Ocean Tracking Network
- Headquarters: Halifax, Nova Scotia, Canada
- Area served: Most of Canada
- Key people: Sara Iverson
- Website: https://oceantrackingnetwork.org

= Ocean Tracking Network =

Global network research and monitoring efforts to study fish migration

The Ocean Tracking Network (OTN) is a global network research and monitoring effort using implanted acoustic transmitters to study fish migration patterns. It is based at Dalhousie University in Nova Scotia. The technology used by the Ocean Tracking Network comes from the Pacific Ocean Shelf Tracking Project (POST) and the Tagging of Pacific Pelagics (TOPP) project.

== History ==
The Ocean Tracking Network (OTN) began at Dalhousie University in 2008. Sara Iverson is the current science director of OTN.

== Operations ==
OTN operates a fleet of autonomous vehicles—Teledyne Webb Slocum gliders and Liquid Robotics Wave Gliders. The TWS gliders are electrically powered and collect physical, biological and chemical information.

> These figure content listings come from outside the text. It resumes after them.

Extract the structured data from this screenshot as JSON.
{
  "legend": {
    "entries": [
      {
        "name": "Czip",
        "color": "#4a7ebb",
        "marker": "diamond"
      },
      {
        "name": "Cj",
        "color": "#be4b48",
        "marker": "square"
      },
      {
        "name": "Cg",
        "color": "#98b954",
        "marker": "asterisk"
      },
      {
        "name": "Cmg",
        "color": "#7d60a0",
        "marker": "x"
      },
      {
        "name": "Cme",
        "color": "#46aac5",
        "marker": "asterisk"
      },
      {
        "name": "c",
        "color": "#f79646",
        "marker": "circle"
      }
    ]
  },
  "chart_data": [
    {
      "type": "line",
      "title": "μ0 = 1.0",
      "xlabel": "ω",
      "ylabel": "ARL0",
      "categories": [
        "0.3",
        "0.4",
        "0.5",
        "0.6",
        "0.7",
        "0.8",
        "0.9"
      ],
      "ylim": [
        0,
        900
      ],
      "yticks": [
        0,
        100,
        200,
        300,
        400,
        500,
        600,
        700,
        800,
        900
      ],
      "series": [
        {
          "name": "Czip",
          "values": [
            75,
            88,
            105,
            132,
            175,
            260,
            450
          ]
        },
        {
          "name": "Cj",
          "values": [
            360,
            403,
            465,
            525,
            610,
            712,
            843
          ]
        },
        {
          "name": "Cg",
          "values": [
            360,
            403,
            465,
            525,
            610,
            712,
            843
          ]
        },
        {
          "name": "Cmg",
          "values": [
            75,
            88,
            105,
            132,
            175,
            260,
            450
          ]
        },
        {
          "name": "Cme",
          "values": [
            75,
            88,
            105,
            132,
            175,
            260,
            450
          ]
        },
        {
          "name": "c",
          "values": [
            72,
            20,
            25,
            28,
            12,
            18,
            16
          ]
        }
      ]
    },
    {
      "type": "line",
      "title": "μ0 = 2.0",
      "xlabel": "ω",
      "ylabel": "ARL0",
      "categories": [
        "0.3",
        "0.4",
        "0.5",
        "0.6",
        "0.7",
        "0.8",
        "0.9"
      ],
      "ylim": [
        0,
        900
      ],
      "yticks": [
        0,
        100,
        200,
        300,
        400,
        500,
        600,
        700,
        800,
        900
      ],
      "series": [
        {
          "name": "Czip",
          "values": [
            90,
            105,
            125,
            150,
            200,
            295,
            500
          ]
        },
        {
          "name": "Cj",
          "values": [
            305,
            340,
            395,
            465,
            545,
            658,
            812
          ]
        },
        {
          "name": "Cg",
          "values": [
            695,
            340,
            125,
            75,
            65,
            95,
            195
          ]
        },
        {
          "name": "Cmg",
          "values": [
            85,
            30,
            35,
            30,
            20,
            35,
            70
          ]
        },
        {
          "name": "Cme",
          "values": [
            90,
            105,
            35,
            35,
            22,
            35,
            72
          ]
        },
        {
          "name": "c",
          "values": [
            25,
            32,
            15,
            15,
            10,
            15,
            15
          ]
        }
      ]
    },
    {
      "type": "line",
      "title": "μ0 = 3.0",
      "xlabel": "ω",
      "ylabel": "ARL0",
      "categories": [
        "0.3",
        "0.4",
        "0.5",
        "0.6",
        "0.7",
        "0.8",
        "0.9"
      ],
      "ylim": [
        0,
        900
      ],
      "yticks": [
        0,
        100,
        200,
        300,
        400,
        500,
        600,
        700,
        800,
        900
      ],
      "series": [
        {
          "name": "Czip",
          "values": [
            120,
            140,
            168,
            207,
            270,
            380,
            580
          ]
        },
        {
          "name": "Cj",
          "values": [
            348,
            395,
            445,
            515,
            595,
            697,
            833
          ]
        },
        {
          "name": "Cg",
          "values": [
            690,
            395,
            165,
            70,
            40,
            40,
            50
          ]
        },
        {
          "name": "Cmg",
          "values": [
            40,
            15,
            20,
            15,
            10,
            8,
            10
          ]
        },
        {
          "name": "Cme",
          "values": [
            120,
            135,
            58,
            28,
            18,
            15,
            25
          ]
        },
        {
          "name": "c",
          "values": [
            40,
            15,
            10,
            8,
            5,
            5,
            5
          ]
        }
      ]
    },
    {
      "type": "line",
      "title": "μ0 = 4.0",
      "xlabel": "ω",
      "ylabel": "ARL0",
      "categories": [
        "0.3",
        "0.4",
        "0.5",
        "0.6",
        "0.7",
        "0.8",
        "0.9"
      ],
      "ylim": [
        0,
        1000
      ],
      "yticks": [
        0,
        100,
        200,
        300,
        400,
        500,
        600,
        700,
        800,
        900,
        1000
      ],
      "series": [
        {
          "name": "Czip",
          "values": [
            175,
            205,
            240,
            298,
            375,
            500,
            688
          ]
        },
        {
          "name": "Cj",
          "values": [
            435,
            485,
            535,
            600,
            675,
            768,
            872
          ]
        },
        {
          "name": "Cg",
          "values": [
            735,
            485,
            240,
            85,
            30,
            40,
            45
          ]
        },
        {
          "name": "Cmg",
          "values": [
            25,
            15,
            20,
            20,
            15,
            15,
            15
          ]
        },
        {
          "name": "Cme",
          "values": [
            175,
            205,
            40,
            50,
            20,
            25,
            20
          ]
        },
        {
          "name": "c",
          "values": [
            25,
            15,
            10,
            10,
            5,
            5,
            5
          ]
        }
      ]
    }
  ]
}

The LRW glides are solar and wave powered. They each gather data on weather and sea surface conditions. Additionally, OTN maintains a rental fleet of Innovasea Vemco acoustic receiver units for use by those in academia, government, non-profits and industry.

== Funding ==
The program received an initial $35 million in funding to support global monitoring infrastructure, governance, and operations from the Canadian Foundation for Innovation’s (CFI) International Joint Venture Fund (IJVF), and in 2022 received an additional $38.5 million in funding.The Natural Sciences and Engineering Research Council of Canada (NSERC) gave $10 million in network funding; and additional funding was received from the Social Sciences and Humanities Research Council (SSHRC) and international partnerships.

OTN and the Prince William Sound Science Center formed a partnership in 2013, to support the science center’s Pacific Ocean Shelf Tracking (POST) project.

== Partnerships ==
The European Tracking Network (ETN) is a main partner of the OTN.